As soon as your dog starts taking more naps than usual and the couch seems to be his or her favorite spot, it might mean that your good boy (or girl) has become a senior dog. This usually happens when your pet is around 7 years old – about 56 years in human age.
With this age come some degenerative diseases, that affect the pooch’s quality of life and mobility. This is why you have to keep him or her moving so that their bones and muscles don’t lose effectiveness and strength.
However, it’s hard to know when the dog wants to exercise or not and, of course, you can’t just force your Fido out for a walk. After all, you have to behave with a senior dog just as you would behave with your elders – plenty of care and lots of love.
Therefore, in today’s article, we’ll give you some information on how to keep your senior dog moving, maintain his or her mobility and ensure a good quality of life for your furry companion.
Customize your pet’s walks
When it comes to walks, you should take your senior dog on slower and shorter ones – slower walks will make sure that your dog doesn’t get injured and shorter ones give him or her the required daily exercise and the benefits that come with it.
Moreover, you also have to encourage movement both during and after the walk – this can be easily done through positive reinforcement, praise, and affection. When your dog doesn’t seem motivated enough for a walk, you can use the tactics mentioned before as well as some treats.
However, make sure that the treats are low in calories and don’t offer them to your pet that often – you’ll soon see why.
In terms of weight, you want your pet to be just between too thin and too heavy – so you might want to reduce the number of dog treats you are offering to your senior dog. Of course, you could weigh your dog and see if his or her weight needs some adjustment, but you can also check for the following things.
For example, the ribs should be easily palpable and be covered by a minimum amount of fat. The waist should be just easily noted when viewed from above, while the abdominal tuck must be evident – specifically, the waist should be seen as behind the ribs when looked at from above and the abdomen should be tucked up when viewed from the side.
The characteristics mentioned before should be sought after, as they are the optimal ones when it comes to the load that your senior dog has to carry on his or her joints with every movement. A thinner body frame also makes it much easier for your dog to get up and walk around the house.
Furthermore, you should choose only senior dog food for your pet so that he or she has a healthy diet and maintains an optimal weight that will make movement easier.
Make use of home accessories
Keeping your senior dog on the move doesn’t mean you should make this act harder or dangerous for your furry friend. For example, you could add some pet ramps or stairs in the elevated place within your house. Doing this comes with the following benefits.
First of all, it will be less likely for your dog to suffer any form of injury if you add these ramps and stairs in your house, as jumping off furniture or high places, in general, is the main cause of orthopedic injuries – and you clearly want to avoid your senior dog suffering from those.
On the other hand, you won’t have to pick up your pet in order to move him or her around the house – your dog will be able to move easier with the help of the special ramps and stairs.

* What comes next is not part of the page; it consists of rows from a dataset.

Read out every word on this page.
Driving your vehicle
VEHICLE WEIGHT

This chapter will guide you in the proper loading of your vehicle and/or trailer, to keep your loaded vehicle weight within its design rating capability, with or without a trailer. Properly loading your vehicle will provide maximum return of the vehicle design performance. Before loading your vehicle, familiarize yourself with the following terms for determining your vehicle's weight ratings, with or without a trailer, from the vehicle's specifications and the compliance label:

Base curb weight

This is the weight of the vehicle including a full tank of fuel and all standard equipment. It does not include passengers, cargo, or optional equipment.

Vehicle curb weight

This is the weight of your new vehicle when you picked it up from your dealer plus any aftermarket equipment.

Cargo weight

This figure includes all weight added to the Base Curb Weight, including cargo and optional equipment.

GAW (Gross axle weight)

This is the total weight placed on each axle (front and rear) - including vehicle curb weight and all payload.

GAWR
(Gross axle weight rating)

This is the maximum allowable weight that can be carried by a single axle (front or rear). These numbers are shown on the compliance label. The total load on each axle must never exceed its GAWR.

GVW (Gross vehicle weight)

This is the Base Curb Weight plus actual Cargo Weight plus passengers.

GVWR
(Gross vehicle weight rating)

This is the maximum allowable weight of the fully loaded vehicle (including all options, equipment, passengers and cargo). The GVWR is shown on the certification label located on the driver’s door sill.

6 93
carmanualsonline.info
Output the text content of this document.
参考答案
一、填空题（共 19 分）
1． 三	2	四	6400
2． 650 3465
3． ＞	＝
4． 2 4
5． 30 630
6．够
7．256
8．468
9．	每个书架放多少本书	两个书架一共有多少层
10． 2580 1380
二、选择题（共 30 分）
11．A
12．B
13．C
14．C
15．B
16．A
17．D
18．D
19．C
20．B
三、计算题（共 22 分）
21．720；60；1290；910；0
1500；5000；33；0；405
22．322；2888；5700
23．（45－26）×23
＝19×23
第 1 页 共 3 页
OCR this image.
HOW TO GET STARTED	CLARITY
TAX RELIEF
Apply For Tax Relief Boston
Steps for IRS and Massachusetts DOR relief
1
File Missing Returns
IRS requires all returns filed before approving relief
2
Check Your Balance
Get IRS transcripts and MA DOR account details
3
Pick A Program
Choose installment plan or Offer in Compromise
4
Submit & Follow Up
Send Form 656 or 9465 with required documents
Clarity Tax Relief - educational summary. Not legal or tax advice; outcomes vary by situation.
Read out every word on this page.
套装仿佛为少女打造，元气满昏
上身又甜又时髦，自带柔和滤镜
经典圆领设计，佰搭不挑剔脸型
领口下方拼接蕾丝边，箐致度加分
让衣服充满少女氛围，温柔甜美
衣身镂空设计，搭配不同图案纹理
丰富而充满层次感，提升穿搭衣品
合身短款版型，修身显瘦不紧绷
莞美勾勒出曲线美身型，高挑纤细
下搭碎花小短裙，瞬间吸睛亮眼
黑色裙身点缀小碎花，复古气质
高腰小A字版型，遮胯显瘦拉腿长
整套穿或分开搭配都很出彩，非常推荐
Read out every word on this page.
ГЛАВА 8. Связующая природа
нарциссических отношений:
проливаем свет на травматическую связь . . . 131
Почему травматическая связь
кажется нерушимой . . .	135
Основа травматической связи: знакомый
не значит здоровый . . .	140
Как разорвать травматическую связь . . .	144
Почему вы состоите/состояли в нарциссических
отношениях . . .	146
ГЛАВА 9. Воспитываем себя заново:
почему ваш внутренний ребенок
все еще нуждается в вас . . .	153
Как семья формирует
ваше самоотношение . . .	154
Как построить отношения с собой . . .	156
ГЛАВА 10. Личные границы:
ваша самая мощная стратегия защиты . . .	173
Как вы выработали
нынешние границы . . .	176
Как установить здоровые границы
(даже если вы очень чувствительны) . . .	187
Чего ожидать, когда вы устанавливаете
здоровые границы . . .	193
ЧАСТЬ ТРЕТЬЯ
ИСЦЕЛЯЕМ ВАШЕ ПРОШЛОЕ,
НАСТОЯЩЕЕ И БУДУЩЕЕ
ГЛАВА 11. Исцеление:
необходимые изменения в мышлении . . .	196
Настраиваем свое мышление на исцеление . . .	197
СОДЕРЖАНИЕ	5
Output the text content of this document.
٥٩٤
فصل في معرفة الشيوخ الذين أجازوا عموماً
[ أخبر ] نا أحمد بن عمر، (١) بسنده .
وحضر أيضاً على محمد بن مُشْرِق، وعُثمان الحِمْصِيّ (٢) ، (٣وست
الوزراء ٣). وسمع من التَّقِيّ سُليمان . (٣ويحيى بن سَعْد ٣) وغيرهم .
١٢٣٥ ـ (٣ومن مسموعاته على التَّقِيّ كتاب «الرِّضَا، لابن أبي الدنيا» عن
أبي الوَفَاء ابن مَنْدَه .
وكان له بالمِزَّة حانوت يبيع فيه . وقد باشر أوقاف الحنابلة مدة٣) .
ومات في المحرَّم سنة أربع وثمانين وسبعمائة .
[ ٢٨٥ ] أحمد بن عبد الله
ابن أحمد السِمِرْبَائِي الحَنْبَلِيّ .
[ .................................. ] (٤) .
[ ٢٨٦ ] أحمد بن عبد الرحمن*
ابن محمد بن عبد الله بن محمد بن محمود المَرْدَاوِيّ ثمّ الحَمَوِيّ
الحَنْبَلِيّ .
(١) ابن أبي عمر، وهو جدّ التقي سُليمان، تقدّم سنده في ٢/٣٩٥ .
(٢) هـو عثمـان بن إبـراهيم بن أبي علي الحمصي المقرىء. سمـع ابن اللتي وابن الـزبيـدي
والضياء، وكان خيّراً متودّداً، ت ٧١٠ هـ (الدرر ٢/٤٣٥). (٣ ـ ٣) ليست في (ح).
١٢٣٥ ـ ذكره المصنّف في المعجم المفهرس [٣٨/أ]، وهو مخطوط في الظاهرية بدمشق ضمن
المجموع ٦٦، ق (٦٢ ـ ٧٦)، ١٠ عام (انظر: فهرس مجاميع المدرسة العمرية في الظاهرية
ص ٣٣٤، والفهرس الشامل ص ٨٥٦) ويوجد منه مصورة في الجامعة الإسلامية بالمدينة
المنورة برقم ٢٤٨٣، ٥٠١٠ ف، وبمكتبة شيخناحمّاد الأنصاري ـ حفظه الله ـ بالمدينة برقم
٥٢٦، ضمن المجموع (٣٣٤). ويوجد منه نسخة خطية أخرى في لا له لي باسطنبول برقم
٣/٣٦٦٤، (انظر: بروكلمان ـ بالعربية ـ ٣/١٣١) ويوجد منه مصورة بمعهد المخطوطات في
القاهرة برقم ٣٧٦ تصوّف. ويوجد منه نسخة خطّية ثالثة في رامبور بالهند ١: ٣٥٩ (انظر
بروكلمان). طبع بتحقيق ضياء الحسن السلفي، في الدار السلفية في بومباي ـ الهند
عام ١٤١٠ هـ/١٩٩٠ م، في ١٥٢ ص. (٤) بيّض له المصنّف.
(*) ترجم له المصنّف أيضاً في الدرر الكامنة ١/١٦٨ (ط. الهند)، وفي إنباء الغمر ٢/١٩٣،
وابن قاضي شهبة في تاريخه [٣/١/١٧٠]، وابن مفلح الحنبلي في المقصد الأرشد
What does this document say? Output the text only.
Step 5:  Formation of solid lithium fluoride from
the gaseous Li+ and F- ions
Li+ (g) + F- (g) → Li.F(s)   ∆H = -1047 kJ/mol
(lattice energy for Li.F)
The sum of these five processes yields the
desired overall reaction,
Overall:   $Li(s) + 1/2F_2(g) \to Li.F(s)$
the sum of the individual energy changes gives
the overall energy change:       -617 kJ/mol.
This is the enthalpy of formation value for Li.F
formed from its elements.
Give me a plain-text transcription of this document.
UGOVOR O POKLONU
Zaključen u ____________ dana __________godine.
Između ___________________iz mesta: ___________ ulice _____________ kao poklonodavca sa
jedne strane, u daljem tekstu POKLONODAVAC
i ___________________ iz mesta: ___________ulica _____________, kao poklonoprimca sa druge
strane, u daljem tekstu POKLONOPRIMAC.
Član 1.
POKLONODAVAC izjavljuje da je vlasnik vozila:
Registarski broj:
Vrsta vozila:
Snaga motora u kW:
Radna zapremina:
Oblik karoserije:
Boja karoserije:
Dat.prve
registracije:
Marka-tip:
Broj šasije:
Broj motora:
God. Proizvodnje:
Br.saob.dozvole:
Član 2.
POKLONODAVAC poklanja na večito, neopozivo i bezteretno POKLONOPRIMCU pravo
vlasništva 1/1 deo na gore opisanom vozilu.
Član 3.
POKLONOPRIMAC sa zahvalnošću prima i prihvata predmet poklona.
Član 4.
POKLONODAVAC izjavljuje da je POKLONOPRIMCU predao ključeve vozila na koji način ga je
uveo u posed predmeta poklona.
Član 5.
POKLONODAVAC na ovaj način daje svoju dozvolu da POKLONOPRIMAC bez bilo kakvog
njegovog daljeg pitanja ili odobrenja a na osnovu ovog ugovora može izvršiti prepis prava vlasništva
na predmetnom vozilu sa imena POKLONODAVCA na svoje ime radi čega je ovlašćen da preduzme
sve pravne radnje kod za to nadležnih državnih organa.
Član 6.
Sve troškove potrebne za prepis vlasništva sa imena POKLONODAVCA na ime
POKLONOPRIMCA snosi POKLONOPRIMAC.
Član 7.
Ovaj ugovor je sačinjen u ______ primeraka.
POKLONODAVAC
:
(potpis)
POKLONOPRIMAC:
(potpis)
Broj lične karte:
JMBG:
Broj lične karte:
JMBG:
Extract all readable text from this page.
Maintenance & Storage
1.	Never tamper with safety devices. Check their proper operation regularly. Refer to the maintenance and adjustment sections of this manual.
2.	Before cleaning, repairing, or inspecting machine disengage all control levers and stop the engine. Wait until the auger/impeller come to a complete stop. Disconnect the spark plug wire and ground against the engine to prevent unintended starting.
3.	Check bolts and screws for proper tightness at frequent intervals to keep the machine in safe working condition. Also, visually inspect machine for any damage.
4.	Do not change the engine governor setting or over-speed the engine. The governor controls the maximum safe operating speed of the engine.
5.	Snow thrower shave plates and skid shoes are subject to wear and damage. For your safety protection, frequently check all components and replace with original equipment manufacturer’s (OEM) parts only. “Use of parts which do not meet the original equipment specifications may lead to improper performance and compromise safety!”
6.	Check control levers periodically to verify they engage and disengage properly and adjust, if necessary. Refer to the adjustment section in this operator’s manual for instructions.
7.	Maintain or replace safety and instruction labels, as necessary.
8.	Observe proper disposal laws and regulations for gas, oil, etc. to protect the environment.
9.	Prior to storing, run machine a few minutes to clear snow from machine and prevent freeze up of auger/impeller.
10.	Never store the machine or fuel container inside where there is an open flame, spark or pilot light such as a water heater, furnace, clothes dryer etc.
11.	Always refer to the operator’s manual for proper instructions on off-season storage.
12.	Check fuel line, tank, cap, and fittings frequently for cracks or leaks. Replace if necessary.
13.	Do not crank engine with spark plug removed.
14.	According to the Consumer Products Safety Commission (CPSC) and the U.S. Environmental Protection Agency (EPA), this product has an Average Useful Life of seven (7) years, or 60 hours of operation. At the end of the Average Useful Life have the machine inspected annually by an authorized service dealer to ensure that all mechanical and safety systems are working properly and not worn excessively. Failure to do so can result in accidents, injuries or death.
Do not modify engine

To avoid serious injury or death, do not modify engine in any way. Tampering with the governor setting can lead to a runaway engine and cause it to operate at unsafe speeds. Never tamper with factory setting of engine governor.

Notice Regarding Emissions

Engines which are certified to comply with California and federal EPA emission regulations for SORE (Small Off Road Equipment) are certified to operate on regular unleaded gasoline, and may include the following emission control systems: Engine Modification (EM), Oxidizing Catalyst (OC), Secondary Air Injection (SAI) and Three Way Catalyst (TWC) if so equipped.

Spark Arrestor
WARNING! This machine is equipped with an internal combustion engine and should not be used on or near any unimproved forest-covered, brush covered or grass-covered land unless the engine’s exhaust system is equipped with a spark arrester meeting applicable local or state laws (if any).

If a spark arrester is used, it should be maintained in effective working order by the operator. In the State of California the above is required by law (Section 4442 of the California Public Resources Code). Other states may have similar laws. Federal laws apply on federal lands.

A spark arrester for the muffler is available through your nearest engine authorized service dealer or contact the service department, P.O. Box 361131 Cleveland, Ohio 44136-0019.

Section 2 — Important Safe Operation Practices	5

Therefore, not only are injuries avoided, but these home accessories encourage movement as well.
In addition, if your pet has a really hard time moving around and you don’t know what to do in order to make movement easier, you could sling one of your T-shirts, or even one of those dog life jackets that have a handle, underneath the dog’s abdomen and support their weight while walking.
Naturally, if you have a senior dog, you wouldn’t want to have his/her bed or place of leisure on an upper floor or in an area that makes reaching water and the outside door difficult. Furthermore, keep in mind that your pet won’t probably climb down the stairs if he or she thinks that’s pretty much impossible.
That’s why, in order to make it easier for your pet to reach certain areas in the house – such as the food bowl and the water supply -, as well as the front door for occasional walks, he or she should be kept in safe areas that eliminate all forms of danger from their surroundings.
You want your senior dog to move, but you also want him or her to be extremely safe while doing so – you could also buy baby gates in order to restrict your pet’s movement in certain areas, such as the bottom and top landing of your stairs.
As you may have noticed so far, movement is indeed important, but making movement easier through various tactics is also an important thing you must take into account. Basically, it is just not enough to take your dog for shorter and long walks.
One of the first things you should look into before engaging in any movement schedule is the pet’s bedding – make sure that the cushions are soft enough so that there is little to no pressure on the dog’s joints.
If there’s too much pressure on certain areas while the dog lays down, then he or she won’t want to get up as those areas will be feeling extremely uncomfortable. A type of bedding that is advertised as being orthopedic or one that has memory foam can be just the perfect choice for your senior dog.